В столовой царило общее оживление – было видно, что народ перезнакомился, появились общие темы для разговоров и не было того зажатого утреннего стеснения, которое, впрочем, не касалось поведения добродушного оптимиста Колова. Он так же галантно поприветствовал сидевших за столиком дам, но нет-нет да оглядывался на какой-то дальний столик. Мимо прошел партнер Колова по шахматам. Его под руку вела жена – женщина с широким обручальным кольцом. Партнер Колова, уловив момент, кивнул Галине Павловне. Та в ответ улыбнулась обворожительной улыбкой светской львицы.

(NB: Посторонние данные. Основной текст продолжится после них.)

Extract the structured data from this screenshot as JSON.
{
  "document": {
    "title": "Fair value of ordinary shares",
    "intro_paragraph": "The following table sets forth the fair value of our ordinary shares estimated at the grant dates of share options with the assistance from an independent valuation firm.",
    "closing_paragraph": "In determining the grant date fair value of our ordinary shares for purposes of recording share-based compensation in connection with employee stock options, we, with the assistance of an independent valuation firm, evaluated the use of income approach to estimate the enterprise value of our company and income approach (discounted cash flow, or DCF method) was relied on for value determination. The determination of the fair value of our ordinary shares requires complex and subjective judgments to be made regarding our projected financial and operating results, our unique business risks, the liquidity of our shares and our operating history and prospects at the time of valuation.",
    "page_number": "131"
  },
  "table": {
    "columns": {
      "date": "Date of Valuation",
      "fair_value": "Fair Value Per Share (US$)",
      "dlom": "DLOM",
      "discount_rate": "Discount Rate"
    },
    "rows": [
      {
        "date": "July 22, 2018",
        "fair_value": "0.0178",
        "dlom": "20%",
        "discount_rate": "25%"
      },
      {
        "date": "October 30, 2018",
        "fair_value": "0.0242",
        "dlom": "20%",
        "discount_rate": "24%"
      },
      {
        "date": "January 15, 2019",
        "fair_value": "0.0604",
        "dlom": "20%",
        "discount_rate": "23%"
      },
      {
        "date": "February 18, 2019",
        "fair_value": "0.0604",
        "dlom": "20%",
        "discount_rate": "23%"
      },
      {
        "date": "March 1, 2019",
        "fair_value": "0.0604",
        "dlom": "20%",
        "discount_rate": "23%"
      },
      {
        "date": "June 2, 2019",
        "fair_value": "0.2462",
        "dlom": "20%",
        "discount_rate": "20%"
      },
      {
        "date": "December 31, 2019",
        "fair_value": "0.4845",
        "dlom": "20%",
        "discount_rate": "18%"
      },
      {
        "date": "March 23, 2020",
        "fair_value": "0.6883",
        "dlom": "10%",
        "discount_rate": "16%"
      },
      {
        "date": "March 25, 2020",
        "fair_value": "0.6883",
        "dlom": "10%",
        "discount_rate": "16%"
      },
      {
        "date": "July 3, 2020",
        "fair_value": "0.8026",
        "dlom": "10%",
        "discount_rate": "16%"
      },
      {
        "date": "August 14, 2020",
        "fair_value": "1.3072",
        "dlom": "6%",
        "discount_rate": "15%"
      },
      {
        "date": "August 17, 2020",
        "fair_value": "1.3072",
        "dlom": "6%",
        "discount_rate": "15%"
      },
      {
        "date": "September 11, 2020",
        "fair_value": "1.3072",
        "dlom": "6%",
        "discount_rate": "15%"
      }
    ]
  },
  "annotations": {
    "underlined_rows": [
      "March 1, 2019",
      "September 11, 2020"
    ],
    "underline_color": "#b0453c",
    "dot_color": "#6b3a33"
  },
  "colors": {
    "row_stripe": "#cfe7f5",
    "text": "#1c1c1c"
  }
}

Ирена Сергеевна была вежливо строга, неразговорчива. Владимир тоже молчал, старался не смотреть по сторонам. И все же краем глаза он увидел их: Марину, ее белокурую подругу, с которой рядом шел высокий, сухощавый, уже лет под сорок, элегантный мужчина.
Пообедав, Владимир вернулся в номер – не было настроения общаться, знакомиться. Но его одиночество нарушил Колов.
– Ты, знаешь, я определился, – сказал доверительно он, вернувшись чуть позже из столовой.
Владимиру вдруг захотелось переключиться на позитив, и он стал подыгрывать соседу:
– Сейчас угадаю… Неужели эта девушка в солнцезащитных очках? И ты ее застолбил!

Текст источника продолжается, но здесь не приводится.